Como será óbvio, ou mesmo nulo dizê-lo, o livro permite um olhar interessante para os “forasteiros”, isto é, é um possível retrato da Coreia moderna, uma visão descomplexada de alguns dos cidadãos mais comuns, das paixões que movem os mais jovens – que não pode ser idêntica à dos “filhos da guerra da Coreia” - e de uma série de características que nos poderão parecer estranhas, até mesmo “exóticas”, mas que fazem parte, de facto, da mais profunda realidade daquele país.

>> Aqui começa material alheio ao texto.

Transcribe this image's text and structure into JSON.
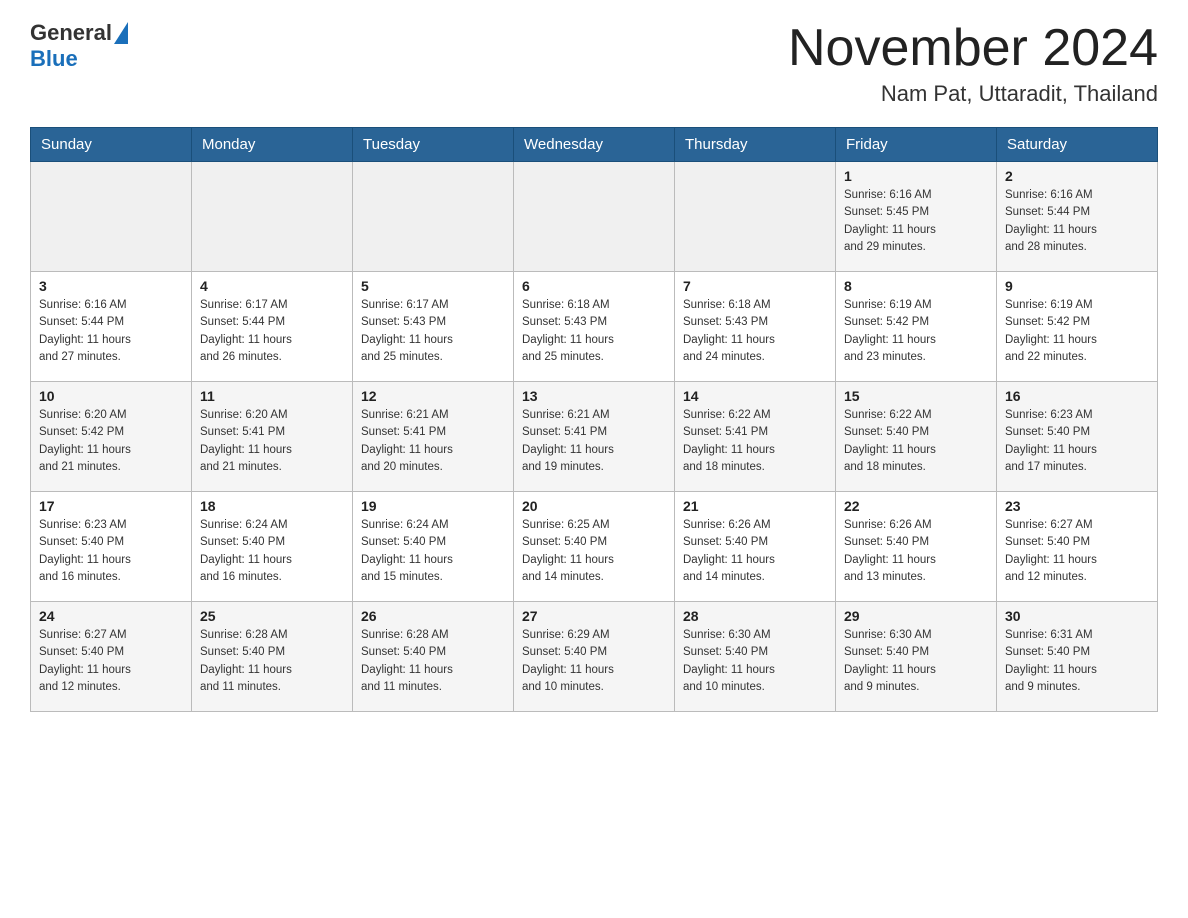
{
  "header": {
    "logo_general": "General",
    "logo_blue": "Blue",
    "month_year": "November 2024",
    "location": "Nam Pat, Uttaradit, Thailand"
  },
  "days_of_week": [
    "Sunday",
    "Monday",
    "Tuesday",
    "Wednesday",
    "Thursday",
    "Friday",
    "Saturday"
  ],
  "weeks": [
    [
      {
        "day": "",
        "info": ""
      },
      {
        "day": "",
        "info": ""
      },
      {
        "day": "",
        "info": ""
      },
      {
        "day": "",
        "info": ""
      },
      {
        "day": "",
        "info": ""
      },
      {
        "day": "1",
        "info": "Sunrise: 6:16 AM\nSunset: 5:45 PM\nDaylight: 11 hours\nand 29 minutes."
      },
      {
        "day": "2",
        "info": "Sunrise: 6:16 AM\nSunset: 5:44 PM\nDaylight: 11 hours\nand 28 minutes."
      }
    ],
    [
      {
        "day": "3",
        "info": "Sunrise: 6:16 AM\nSunset: 5:44 PM\nDaylight: 11 hours\nand 27 minutes."
      },
      {
        "day": "4",
        "info": "Sunrise: 6:17 AM\nSunset: 5:44 PM\nDaylight: 11 hours\nand 26 minutes."
      },
      {
        "day": "5",
        "info": "Sunrise: 6:17 AM\nSunset: 5:43 PM\nDaylight: 11 hours\nand 25 minutes."
      },
      {
        "day": "6",
        "info": "Sunrise: 6:18 AM\nSunset: 5:43 PM\nDaylight: 11 hours\nand 25 minutes."
      },
      {
        "day": "7",
        "info": "Sunrise: 6:18 AM\nSunset: 5:43 PM\nDaylight: 11 hours\nand 24 minutes."
      },
      {
        "day": "8",
        "info": "Sunrise: 6:19 AM\nSunset: 5:42 PM\nDaylight: 11 hours\nand 23 minutes."
      },
      {
        "day": "9",
        "info": "Sunrise: 6:19 AM\nSunset: 5:42 PM\nDaylight: 11 hours\nand 22 minutes."
      }
    ],
    [
      {
        "day": "10",
        "info": "Sunrise: 6:20 AM\nSunset: 5:42 PM\nDaylight: 11 hours\nand 21 minutes."
      },
      {
        "day": "11",
        "info": "Sunrise: 6:20 AM\nSunset: 5:41 PM\nDaylight: 11 hours\nand 21 minutes."
      },
      {
        "day": "12",
        "info": "Sunrise: 6:21 AM\nSunset: 5:41 PM\nDaylight: 11 hours\nand 20 minutes."
      },
      {
        "day": "13",
        "info": "Sunrise: 6:21 AM\nSunset: 5:41 PM\nDaylight: 11 hours\nand 19 minutes."
      },
      {
        "day": "14",
        "info": "Sunrise: 6:22 AM\nSunset: 5:41 PM\nDaylight: 11 hours\nand 18 minutes."
      },
      {
        "day": "15",
        "info": "Sunrise: 6:22 AM\nSunset: 5:40 PM\nDaylight: 11 hours\nand 18 minutes."
      },
      {
        "day": "16",
        "info": "Sunrise: 6:23 AM\nSunset: 5:40 PM\nDaylight: 11 hours\nand 17 minutes."
      }
    ],
    [
      {
        "day": "17",
        "info": "Sunrise: 6:23 AM\nSunset: 5:40 PM\nDaylight: 11 hours\nand 16 minutes."
      },
      {
        "day": "18",
        "info": "Sunrise: 6:24 AM\nSunset: 5:40 PM\nDaylight: 11 hours\nand 16 minutes."
      },
      {
        "day": "19",
        "info": "Sunrise: 6:24 AM\nSunset: 5:40 PM\nDaylight: 11 hours\nand 15 minutes."
      },
      {
        "day": "20",
        "info": "Sunrise: 6:25 AM\nSunset: 5:40 PM\nDaylight: 11 hours\nand 14 minutes."
      },
      {
        "day": "21",
        "info": "Sunrise: 6:26 AM\nSunset: 5:40 PM\nDaylight: 11 hours\nand 14 minutes."
      },
      {
        "day": "22",
        "info": "Sunrise: 6:26 AM\nSunset: 5:40 PM\nDaylight: 11 hours\nand 13 minutes."
      },
      {
        "day": "23",
        "info": "Sunrise: 6:27 AM\nSunset: 5:40 PM\nDaylight: 11 hours\nand 12 minutes."
      }
    ],
    [
      {
        "day": "24",
        "info": "Sunrise: 6:27 AM\nSunset: 5:40 PM\nDaylight: 11 hours\nand 12 minutes."
      },
      {
        "day": "25",
        "info": "Sunrise: 6:28 AM\nSunset: 5:40 PM\nDaylight: 11 hours\nand 11 minutes."
      },
      {
        "day": "26",
        "info": "Sunrise: 6:28 AM\nSunset: 5:40 PM\nDaylight: 11 hours\nand 11 minutes."
      },
      {
        "day": "27",
        "info": "Sunrise: 6:29 AM\nSunset: 5:40 PM\nDaylight: 11 hours\nand 10 minutes."
      },
      {
        "day": "28",
        "info": "Sunrise: 6:30 AM\nSunset: 5:40 PM\nDaylight: 11 hours\nand 10 minutes."
      },
      {
        "day": "29",
        "info": "Sunrise: 6:30 AM\nSunset: 5:40 PM\nDaylight: 11 hours\nand 9 minutes."
      },
      {
        "day": "30",
        "info": "Sunrise: 6:31 AM\nSunset: 5:40 PM\nDaylight: 11 hours\nand 9 minutes."
      }
    ]
  ]
}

Até mesmo o acto de pintar o cabelo sucessivas vezes é um pequeno acto de rebelião, mas precisamente o acto de rebelião que lhe é acessível, sem passar um limite – de violência, crime, ou outro qualquer – e que é cumprido por muitos dos jovens coreanos (homens, sobretudo).

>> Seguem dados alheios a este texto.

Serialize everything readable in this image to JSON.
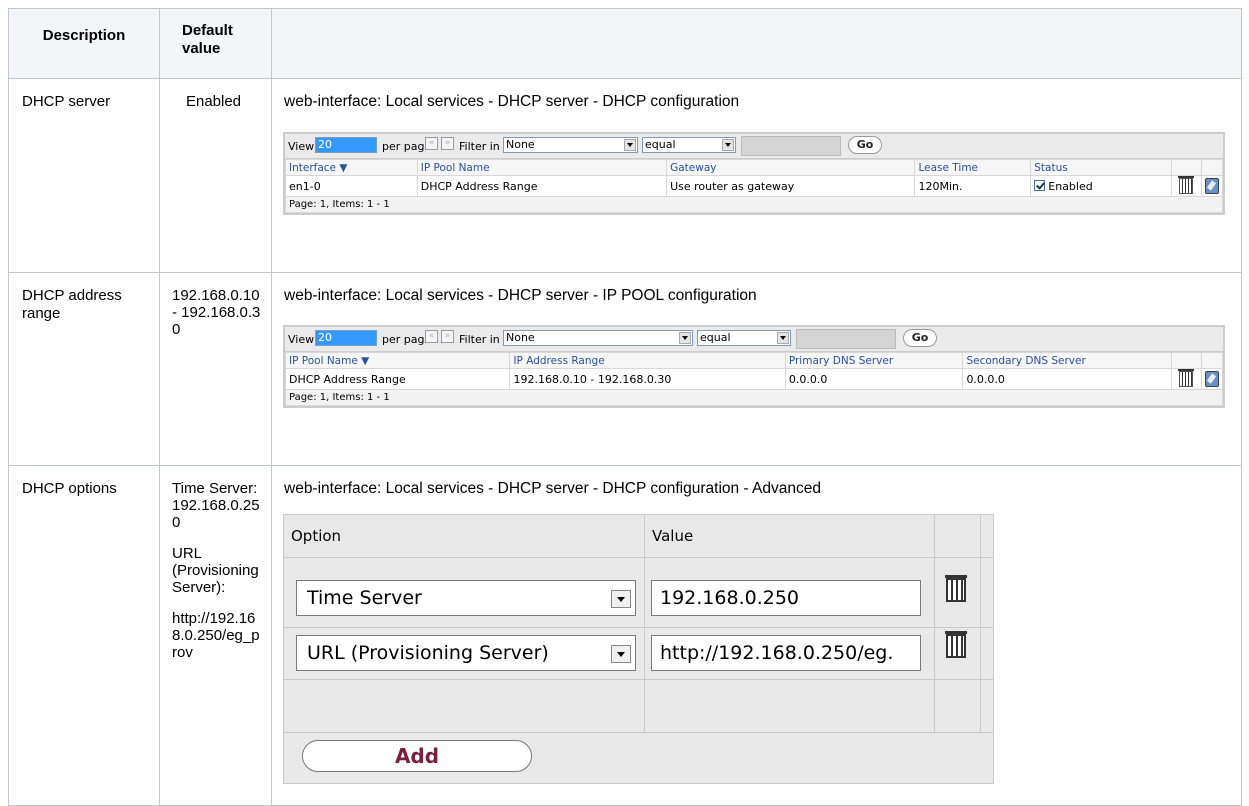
{
  "headers": {
    "description": "Description",
    "default_value": "Default value",
    "content": ""
  },
  "rows": [
    {
      "description": "DHCP server",
      "default": "Enabled",
      "path": "web-interface: Local services - DHCP server - DHCP configuration",
      "grid": {
        "toolbar": {
          "view": "View",
          "per_page_value": "20",
          "per_page": "per page",
          "prev": "«",
          "next": "»",
          "filter_in": "Filter in",
          "filter_value": "None",
          "op_value": "equal",
          "search_value": "",
          "go": "Go"
        },
        "columns": [
          "Interface ▼",
          "IP Pool Name",
          "Gateway",
          "Lease Time",
          "Status",
          "",
          ""
        ],
        "row": {
          "interface": "en1-0",
          "ip_pool_name": "DHCP Address Range",
          "gateway": "Use router as gateway",
          "lease_time": "120Min.",
          "status": "Enabled"
        },
        "footer": "Page:  1, Items:  1 - 1"
      }
    },
    {
      "description": "DHCP address range",
      "default": "192.168.0.10 - 192.168.0.30",
      "path": "web-interface: Local services - DHCP server - IP POOL configuration",
      "grid": {
        "toolbar": {
          "view": "View",
          "per_page_value": "20",
          "per_page": "per page",
          "prev": "«",
          "next": "»",
          "filter_in": "Filter in",
          "filter_value": "None",
          "op_value": "equal",
          "search_value": "",
          "go": "Go"
        },
        "columns": [
          "IP Pool Name ▼",
          "IP Address Range",
          "Primary DNS Server",
          "Secondary DNS Server",
          "",
          ""
        ],
        "row": {
          "ip_pool_name": "DHCP Address Range",
          "ip_address_range": "192.168.0.10 - 192.168.0.30",
          "primary_dns": "0.0.0.0",
          "secondary_dns": "0.0.0.0"
        },
        "footer": "Page:  1, Items:  1 - 1"
      }
    },
    {
      "description": "DHCP options",
      "default_p1": "Time Server: 192.168.0.250",
      "default_p2": "URL (Provisioning Server):",
      "default_p3": "http://192.168.0.250/eg_prov",
      "path": "web-interface: Local services - DHCP server - DHCP configuration - Advanced",
      "options": {
        "col_option": "Option",
        "col_value": "Value",
        "rows": [
          {
            "option": "Time Server",
            "value": "192.168.0.250"
          },
          {
            "option": "URL (Provisioning Server)",
            "value": "http://192.168.0.250/eg."
          }
        ],
        "add": "Add"
      }
    }
  ]
}
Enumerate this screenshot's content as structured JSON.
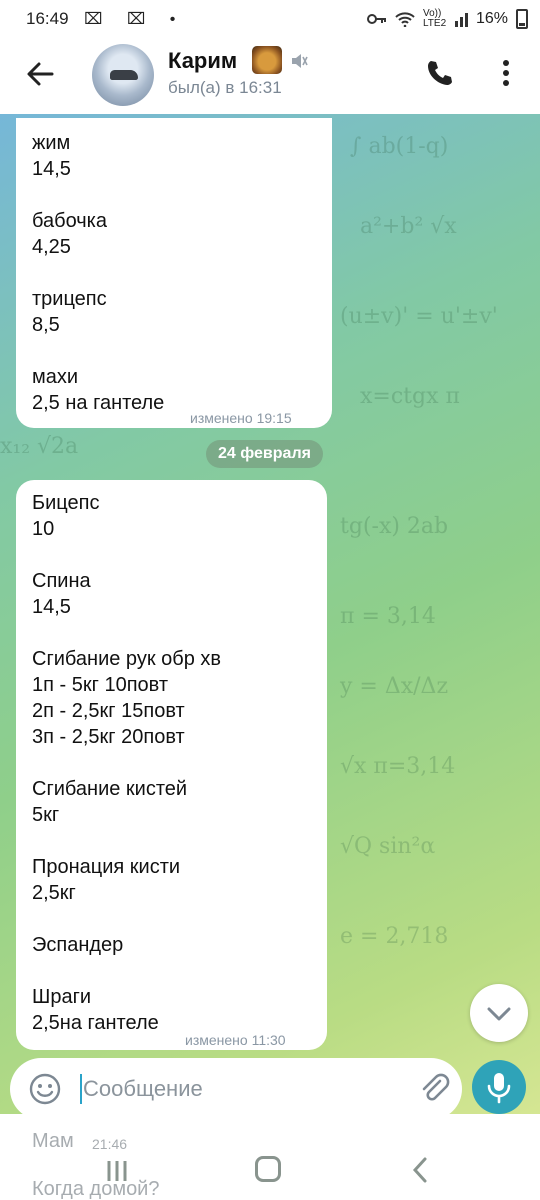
{
  "status_bar": {
    "time": "16:49",
    "left_icons": "⌧ ⌧ •",
    "network": "Vo)) LTE2",
    "battery": "16%"
  },
  "header": {
    "contact_name": "Карим",
    "last_seen": "был(а) в 16:31"
  },
  "messages": [
    {
      "lines": [
        "жим",
        "14,5",
        "",
        "бабочка",
        "4,25",
        "",
        "трицепс",
        "8,5",
        "",
        "махи",
        "2,5 на гантеле"
      ],
      "status": "изменено 19:15"
    },
    {
      "lines": [
        "Бицепс",
        "10",
        "",
        "Спина",
        "14,5",
        "",
        "Сгибание рук обр хв",
        "1п - 5кг 10повт",
        "2п - 2,5кг 15повт",
        "3п - 2,5кг 20повт",
        "",
        "Сгибание кистей",
        "5кг",
        "",
        "Пронация кисти",
        "2,5кг",
        "",
        "Эспандер",
        "",
        "Шраги",
        "2,5на гантеле"
      ],
      "status": "изменено 11:30"
    }
  ],
  "date_separator": "24 февраля",
  "composer": {
    "placeholder": "Сообщение"
  },
  "underlay": {
    "message1": "Мам",
    "message1_time": "21:46",
    "message2": "Когда домой?"
  },
  "icons": {
    "back": "arrow-left",
    "call": "phone",
    "menu": "more-vertical",
    "mute": "speaker-mute",
    "emoji": "smile",
    "attach": "paperclip",
    "mic": "microphone",
    "scroll_down": "chevron-down"
  },
  "colors": {
    "accent": "#2fa3b8",
    "status_text": "#8a97a4"
  }
}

Há um trocadilho no título, já no original, e que segue o modo como se diz oralmente o nome deste prato chinês, de massa, tão adorada pelos coreanos, em vez da sua grafia mais correcta, “Jja-Jang-Myóng”. Mas a diferença desses dois modos de falar são talvez um sintoma da brecha entre as duas gerações de que se fala tangencialmente no livro, e da qual emerge um novo tipo de adulto. É pena que a banda desenhada em si, a manhwá, não tenha respirado também uma maturidade maior, e se opte por uma linguagem básica e, por isso, neutra.

Jajang-mión, um prato de massa chinês, é um dos pratos mais adorados pelos coreanos hoje em dia. Normalmente a palavra é pronunciada como tchajangmyoun mas a transcrição correcta pela regra de adaptação de palavras de origem estrangeira é Jajang-mión...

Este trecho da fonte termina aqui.